AE: Your books have such a rich wealth of historical detail and yet completely avoid the dreaded info-dump. How do you manage the balance?
JW: Thanks! The thing to remember is that you are an author, not a historian. You are hoping to entertain people with a great yarn, so the story comes first. Despite your reams of research, only put historical details in if they advance the plot or develop the characters. Keep the pacing up and slip bits and pieces of historical detail in among exciting action. Have your heroine stomp into her father’s chamber and get involved in a terrible argument, whereupon she grabs a paperweight off his desk and throws it at the window. Her mother puts down whatever she is doing and gets up, nervously smoothing her dress. The focus is on the argument, but as your heroine storms about you get to describe what she is wearing, what her father has on his desk, and even what kind of windows they have (glass she shatters; shutters the paperweight bounces off; or stone openings through which the paperweight soars?).
You also show your readers, without pausing to describe them, that your heroine is fiery and unafraid of her father, and that her mother is timid.

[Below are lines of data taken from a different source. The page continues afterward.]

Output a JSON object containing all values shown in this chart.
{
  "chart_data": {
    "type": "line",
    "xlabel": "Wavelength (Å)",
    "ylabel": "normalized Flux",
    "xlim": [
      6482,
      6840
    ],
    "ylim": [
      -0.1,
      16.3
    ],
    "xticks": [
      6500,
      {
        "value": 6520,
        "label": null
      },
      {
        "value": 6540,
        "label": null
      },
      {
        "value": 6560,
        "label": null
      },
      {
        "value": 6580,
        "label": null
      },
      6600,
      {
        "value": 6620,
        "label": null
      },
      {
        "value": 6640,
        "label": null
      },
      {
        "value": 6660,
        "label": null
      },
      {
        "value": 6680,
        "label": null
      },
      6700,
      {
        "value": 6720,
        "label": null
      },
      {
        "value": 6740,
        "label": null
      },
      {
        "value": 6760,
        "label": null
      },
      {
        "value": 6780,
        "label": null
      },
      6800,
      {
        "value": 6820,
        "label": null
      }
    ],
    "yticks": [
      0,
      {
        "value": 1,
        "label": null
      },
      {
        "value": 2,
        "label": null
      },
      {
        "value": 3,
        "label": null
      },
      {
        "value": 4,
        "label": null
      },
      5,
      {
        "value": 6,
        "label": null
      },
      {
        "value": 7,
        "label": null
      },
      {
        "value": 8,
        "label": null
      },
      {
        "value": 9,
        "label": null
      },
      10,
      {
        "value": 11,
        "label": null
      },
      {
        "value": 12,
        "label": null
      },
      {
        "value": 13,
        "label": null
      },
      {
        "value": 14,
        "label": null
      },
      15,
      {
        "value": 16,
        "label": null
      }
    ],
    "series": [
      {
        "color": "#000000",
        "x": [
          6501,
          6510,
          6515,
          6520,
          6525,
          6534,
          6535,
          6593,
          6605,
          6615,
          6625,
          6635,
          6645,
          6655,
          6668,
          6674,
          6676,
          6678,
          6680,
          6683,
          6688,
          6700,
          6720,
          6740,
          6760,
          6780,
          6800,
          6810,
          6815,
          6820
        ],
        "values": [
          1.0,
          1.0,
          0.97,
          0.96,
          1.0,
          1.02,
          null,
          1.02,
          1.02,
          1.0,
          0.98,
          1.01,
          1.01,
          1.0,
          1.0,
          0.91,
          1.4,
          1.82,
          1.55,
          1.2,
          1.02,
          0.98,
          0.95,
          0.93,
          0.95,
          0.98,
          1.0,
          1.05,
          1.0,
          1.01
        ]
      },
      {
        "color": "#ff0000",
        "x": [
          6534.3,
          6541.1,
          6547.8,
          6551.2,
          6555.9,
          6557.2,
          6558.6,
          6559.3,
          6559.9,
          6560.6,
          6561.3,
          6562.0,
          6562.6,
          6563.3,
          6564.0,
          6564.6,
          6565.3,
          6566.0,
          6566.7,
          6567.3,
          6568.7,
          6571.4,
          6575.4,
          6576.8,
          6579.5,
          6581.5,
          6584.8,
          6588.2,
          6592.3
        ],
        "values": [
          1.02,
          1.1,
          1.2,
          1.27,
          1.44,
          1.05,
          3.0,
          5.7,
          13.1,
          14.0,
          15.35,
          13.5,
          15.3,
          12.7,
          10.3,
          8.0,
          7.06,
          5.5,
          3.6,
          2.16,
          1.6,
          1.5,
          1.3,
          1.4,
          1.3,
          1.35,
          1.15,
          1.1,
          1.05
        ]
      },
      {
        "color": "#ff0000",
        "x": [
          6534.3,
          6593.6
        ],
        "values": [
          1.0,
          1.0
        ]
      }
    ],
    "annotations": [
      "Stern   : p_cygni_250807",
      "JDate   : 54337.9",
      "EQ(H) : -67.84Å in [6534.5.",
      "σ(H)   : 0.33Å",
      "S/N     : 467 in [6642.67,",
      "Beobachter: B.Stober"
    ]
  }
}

Take the minimum amount of historical information readers need to engage with the story, and drip feed it in when something else is happening, so they hardly notice: they just absorb.
AE: Celtic Britain is one of those periods about which we know comparatively little for certain, which means that the historical novelist is forced to fill in the blanks at least bit. What strikes me most about your books is how seamlessly you blend the historical facts with your own expansion of the known details. How do you pull that off? How do you make that leap from the often scanty historical and archaeological record to a fully-realized historical world that lives and breathes?

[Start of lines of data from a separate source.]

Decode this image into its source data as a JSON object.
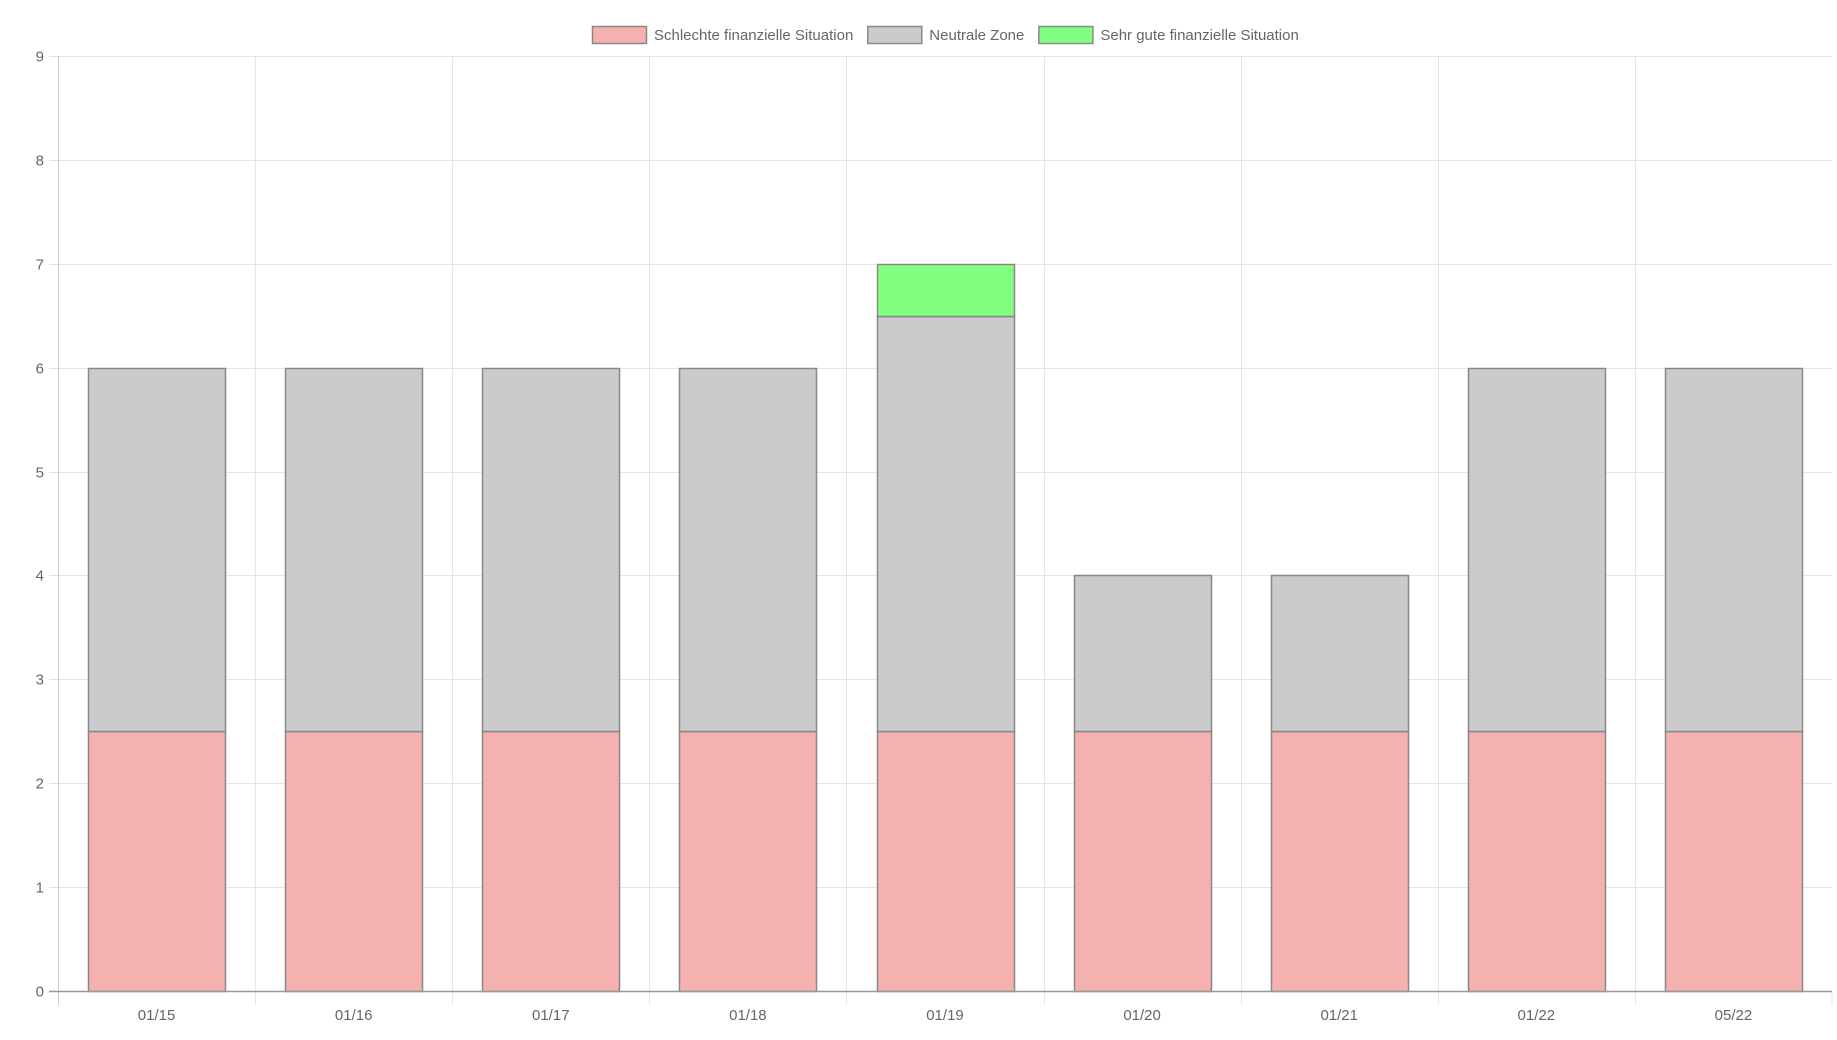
{
  "chart_data": {
    "type": "bar",
    "stacked": true,
    "categories": [
      "01/15",
      "01/16",
      "01/17",
      "01/18",
      "01/19",
      "01/20",
      "01/21",
      "01/22",
      "05/22"
    ],
    "series": [
      {
        "name": "Schlechte finanzielle Situation",
        "color": "#f5b0b0",
        "values": [
          2.5,
          2.5,
          2.5,
          2.5,
          2.5,
          2.5,
          2.5,
          2.5,
          2.5
        ]
      },
      {
        "name": "Neutrale Zone",
        "color": "#cbcbcb",
        "values": [
          3.5,
          3.5,
          3.5,
          3.5,
          4,
          1.5,
          1.5,
          3.5,
          3.5
        ]
      },
      {
        "name": "Sehr gute finanzielle Situation",
        "color": "#80ff80",
        "values": [
          0,
          0,
          0,
          0,
          0.5,
          0,
          0,
          0,
          0
        ]
      }
    ],
    "ylim": [
      0,
      9
    ],
    "yticks": [
      0,
      1,
      2,
      3,
      4,
      5,
      6,
      7,
      8,
      9
    ],
    "grid": true,
    "legend_position": "top-center",
    "border_color": "#888888",
    "title": "",
    "xlabel": "",
    "ylabel": ""
  }
}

JW: The key is to immerse myself fully in the details of the Celtic world I am evoking. In every scene, if I can see, smell, taste, and hear everything around my characters, then history and fiction will merge – because I believe it, the reader will. If you can’t “feel” that, then you may need to do more research, or try another era. I also use logic to extrapolate from fact to fiction. For example, in poor, rural areas of Scotland, the way of life did not change much from the first to the nineteenth centuries. A native herb used by a farmer’s wife on an isolated Scottish island in the nineteenth century was most likely used by ancient Celtic housewives, too. Of course, in the UK, some plants and animals are native, and others came with the Romans, Saxons, Normans, or later peoples. You need to know
those things when working backwards, but you have more information than you think you do. There are only so many ways to skin a cat – or a sheep!